A crate of mass 40 kg is pushed up a ramp by a person as shown in the figure below. The person pushes the crate a distance of 14 m as measured along the ramp. Assume the crate moves at constant velocity. Assume the coefficient of kinetic friction between the crate and the ramp is

μK = 0.35.
Angle between the horizontal and the ramp &=30°
Find the work done by gravity on the crate.

I tried to solve this for minutes but i can't find the right answer

To find the work done by gravity on the crate, we need to calculate the gravitational force acting on the crate and then multiply it by the distance the crate is moved.

First, let's calculate the gravitational force acting on the crate. The force of gravity can be calculated using the formula:

F_gravity = mass * gravity

Given that the mass of the crate is 40 kg, and the acceleration due to gravity is approximately 9.8 m/s^2, we can calculate the force of gravity:

F_gravity = 40 kg * 9.8 m/s^2 = 392 N

Next, we need to calculate the vertical component of the gravitational force. Since the crate is being pushed up the ramp, only a portion of the gravitational force is acting in the direction of the motion. The vertical component is given by:

F_vertical = F_gravity * sin(theta)

where theta is the angle between the horizontal and the ramp (which is 30° in this case).

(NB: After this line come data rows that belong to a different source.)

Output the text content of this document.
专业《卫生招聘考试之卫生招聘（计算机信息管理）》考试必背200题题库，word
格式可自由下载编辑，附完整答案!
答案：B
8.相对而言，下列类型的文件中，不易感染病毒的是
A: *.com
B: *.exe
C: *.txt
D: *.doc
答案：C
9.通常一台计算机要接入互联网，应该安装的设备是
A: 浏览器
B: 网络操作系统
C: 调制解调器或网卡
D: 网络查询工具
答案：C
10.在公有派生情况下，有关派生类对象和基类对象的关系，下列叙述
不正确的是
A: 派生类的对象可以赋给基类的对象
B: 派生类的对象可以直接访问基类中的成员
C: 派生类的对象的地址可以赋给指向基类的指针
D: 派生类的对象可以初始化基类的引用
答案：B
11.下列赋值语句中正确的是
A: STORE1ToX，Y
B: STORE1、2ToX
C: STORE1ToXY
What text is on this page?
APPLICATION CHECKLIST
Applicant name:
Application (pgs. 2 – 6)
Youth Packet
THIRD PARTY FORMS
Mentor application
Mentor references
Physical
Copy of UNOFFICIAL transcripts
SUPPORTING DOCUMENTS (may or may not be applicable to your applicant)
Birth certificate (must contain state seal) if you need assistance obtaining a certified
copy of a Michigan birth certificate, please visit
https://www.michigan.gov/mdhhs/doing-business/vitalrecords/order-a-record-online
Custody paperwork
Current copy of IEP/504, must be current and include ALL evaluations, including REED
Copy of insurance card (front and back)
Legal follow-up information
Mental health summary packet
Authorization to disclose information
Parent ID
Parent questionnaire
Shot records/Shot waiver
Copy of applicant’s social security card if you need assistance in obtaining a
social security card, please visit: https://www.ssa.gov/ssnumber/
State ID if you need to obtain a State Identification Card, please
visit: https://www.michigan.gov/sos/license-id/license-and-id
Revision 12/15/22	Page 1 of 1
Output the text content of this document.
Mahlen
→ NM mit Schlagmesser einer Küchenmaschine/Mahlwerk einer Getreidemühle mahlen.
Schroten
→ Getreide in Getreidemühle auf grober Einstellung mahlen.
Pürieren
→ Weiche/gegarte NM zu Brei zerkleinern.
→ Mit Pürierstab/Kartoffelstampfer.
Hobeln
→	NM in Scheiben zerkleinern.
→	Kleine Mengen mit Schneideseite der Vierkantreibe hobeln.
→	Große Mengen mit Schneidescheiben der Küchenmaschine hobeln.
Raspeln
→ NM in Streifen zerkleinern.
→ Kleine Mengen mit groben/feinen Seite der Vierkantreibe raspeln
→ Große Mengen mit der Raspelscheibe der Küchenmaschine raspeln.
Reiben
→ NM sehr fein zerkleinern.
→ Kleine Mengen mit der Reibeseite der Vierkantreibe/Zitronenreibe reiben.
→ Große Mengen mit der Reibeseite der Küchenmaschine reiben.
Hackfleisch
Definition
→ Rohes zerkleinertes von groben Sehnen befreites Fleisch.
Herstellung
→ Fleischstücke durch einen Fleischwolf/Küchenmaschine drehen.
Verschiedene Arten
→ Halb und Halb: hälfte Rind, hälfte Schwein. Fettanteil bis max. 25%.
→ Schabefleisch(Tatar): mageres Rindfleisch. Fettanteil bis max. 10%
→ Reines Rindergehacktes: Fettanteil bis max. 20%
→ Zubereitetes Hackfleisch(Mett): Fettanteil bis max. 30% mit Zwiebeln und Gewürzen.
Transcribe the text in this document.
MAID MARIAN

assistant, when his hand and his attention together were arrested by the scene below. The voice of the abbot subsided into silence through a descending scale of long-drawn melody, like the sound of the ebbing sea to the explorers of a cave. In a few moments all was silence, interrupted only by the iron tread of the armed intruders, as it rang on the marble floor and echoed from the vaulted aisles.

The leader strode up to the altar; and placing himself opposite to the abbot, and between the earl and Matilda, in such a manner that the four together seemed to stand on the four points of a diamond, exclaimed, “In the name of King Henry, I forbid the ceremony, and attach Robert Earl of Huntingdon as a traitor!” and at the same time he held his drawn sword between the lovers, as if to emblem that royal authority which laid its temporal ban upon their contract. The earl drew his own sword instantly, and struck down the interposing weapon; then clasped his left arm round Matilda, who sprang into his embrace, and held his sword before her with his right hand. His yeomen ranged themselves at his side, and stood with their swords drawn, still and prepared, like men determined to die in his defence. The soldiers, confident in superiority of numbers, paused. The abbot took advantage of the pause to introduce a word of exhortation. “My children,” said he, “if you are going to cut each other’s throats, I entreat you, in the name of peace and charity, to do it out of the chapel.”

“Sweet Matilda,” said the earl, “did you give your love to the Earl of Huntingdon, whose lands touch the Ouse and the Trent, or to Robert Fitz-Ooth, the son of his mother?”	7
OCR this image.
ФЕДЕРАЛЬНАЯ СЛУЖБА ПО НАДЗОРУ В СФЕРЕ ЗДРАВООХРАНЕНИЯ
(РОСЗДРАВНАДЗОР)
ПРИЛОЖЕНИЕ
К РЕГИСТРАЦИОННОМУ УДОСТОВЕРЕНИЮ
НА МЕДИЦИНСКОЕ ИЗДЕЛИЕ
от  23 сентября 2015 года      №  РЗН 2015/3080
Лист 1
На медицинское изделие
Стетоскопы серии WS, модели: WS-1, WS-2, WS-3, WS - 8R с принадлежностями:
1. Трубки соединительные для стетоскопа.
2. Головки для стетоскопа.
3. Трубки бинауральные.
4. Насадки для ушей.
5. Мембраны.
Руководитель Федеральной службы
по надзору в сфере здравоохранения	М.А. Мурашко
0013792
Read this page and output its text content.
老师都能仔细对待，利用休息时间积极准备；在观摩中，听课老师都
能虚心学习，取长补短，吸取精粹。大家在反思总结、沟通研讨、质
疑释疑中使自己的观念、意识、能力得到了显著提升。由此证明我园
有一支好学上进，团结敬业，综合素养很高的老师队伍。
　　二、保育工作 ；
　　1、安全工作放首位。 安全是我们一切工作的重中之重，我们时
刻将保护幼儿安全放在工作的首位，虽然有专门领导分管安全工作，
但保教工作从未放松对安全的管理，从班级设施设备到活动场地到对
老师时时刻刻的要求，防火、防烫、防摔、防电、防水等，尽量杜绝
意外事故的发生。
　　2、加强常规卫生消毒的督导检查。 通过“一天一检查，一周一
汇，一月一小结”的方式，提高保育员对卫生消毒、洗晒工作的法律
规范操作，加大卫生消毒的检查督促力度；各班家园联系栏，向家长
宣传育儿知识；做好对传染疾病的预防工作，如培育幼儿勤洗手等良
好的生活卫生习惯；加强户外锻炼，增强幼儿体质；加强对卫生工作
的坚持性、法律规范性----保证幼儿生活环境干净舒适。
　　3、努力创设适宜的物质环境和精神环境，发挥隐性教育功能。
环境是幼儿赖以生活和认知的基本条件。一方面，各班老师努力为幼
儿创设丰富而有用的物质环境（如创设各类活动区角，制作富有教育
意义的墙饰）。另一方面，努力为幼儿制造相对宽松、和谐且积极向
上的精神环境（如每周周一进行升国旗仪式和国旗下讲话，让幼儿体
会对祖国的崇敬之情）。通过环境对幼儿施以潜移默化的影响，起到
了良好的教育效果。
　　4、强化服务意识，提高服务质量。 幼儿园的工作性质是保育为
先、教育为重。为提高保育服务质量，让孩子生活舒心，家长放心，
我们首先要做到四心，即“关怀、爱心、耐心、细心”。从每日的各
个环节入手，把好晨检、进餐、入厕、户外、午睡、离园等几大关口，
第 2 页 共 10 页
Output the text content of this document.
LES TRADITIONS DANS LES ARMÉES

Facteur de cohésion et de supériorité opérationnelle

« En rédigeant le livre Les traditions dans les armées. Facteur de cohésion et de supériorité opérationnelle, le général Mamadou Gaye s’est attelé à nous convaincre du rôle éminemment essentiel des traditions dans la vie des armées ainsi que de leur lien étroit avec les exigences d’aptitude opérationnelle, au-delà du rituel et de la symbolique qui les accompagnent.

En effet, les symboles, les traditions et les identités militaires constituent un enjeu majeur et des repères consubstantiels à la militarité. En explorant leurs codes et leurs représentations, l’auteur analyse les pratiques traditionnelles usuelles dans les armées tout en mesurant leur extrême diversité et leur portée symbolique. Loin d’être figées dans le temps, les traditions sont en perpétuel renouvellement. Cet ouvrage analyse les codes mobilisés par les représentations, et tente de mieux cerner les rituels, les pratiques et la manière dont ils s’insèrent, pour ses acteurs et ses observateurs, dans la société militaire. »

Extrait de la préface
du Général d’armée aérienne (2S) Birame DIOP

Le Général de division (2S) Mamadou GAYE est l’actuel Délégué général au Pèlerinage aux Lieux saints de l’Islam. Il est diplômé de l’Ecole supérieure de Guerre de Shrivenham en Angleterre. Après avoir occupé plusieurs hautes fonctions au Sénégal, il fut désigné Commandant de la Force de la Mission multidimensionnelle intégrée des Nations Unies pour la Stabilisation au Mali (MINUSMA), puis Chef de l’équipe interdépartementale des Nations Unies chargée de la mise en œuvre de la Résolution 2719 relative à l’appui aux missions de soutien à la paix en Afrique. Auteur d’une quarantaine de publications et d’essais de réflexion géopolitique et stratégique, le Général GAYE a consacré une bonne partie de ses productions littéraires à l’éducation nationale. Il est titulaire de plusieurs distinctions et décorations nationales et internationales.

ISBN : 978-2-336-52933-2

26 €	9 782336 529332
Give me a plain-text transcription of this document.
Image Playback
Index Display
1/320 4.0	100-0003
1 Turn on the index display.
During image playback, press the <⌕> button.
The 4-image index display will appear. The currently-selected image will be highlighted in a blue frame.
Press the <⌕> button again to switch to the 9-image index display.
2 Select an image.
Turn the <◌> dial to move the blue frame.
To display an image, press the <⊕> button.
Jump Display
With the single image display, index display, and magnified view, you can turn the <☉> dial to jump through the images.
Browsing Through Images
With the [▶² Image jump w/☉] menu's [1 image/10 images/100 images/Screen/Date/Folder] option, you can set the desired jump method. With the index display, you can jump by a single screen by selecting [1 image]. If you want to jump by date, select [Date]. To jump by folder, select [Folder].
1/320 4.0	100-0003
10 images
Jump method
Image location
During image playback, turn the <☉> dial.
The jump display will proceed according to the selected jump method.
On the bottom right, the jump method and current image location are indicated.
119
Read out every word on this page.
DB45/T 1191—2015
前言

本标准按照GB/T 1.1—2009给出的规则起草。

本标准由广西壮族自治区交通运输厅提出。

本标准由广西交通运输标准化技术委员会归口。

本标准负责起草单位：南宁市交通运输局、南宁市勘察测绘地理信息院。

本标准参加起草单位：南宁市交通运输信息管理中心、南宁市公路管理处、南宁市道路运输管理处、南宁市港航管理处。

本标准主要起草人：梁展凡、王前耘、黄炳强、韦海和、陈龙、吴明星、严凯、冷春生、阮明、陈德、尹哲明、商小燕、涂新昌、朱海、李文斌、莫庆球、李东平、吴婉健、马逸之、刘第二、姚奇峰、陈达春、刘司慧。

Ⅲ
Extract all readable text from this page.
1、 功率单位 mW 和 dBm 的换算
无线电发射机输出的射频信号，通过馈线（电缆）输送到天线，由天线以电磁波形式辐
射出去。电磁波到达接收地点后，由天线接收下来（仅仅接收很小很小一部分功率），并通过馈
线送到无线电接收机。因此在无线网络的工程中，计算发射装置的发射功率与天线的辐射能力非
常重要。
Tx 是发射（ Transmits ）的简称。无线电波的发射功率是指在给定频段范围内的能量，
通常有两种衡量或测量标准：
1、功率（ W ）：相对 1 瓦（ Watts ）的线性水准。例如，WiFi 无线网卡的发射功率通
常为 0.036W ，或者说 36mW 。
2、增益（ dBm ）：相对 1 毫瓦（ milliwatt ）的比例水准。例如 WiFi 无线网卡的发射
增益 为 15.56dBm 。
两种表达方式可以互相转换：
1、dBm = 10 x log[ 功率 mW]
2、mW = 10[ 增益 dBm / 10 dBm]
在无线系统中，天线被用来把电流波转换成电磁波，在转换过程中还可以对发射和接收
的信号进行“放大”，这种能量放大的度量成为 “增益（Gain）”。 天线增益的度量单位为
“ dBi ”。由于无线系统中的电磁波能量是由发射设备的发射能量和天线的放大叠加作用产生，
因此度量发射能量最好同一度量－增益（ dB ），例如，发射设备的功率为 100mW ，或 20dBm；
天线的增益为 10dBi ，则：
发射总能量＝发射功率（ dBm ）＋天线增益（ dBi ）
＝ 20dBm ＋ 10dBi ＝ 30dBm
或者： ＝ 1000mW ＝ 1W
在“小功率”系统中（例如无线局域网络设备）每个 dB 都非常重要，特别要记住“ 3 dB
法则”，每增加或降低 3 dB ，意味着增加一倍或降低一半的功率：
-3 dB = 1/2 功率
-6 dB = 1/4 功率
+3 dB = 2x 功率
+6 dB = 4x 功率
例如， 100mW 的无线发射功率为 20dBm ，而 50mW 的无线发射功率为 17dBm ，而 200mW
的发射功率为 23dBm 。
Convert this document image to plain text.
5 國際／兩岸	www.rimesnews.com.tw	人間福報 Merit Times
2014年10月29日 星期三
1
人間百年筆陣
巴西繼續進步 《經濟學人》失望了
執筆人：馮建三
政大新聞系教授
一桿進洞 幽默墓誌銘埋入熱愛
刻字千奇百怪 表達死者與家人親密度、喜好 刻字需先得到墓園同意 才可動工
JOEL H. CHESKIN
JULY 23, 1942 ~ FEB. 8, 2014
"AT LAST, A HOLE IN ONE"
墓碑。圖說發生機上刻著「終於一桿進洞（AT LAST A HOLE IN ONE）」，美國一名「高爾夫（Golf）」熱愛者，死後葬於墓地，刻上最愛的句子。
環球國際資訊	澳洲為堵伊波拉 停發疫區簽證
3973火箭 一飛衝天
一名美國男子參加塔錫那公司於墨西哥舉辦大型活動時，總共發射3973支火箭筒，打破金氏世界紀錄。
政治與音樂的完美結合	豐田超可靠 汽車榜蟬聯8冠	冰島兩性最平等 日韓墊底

F_vertical = 392 N * sin(30°) = 392 N * 0.5 = 196 N

Now, we can calculate the work done by gravity. The work done by a force is given by the formula:

Work = force * distance

Since the crate is being moved a distance of 14 m along the ramp, we can calculate the work done by gravity:

Work = F_vertical * distance = 196 N * 14 m = 2744 J

So, the work done by gravity on the crate is 2744 Joules.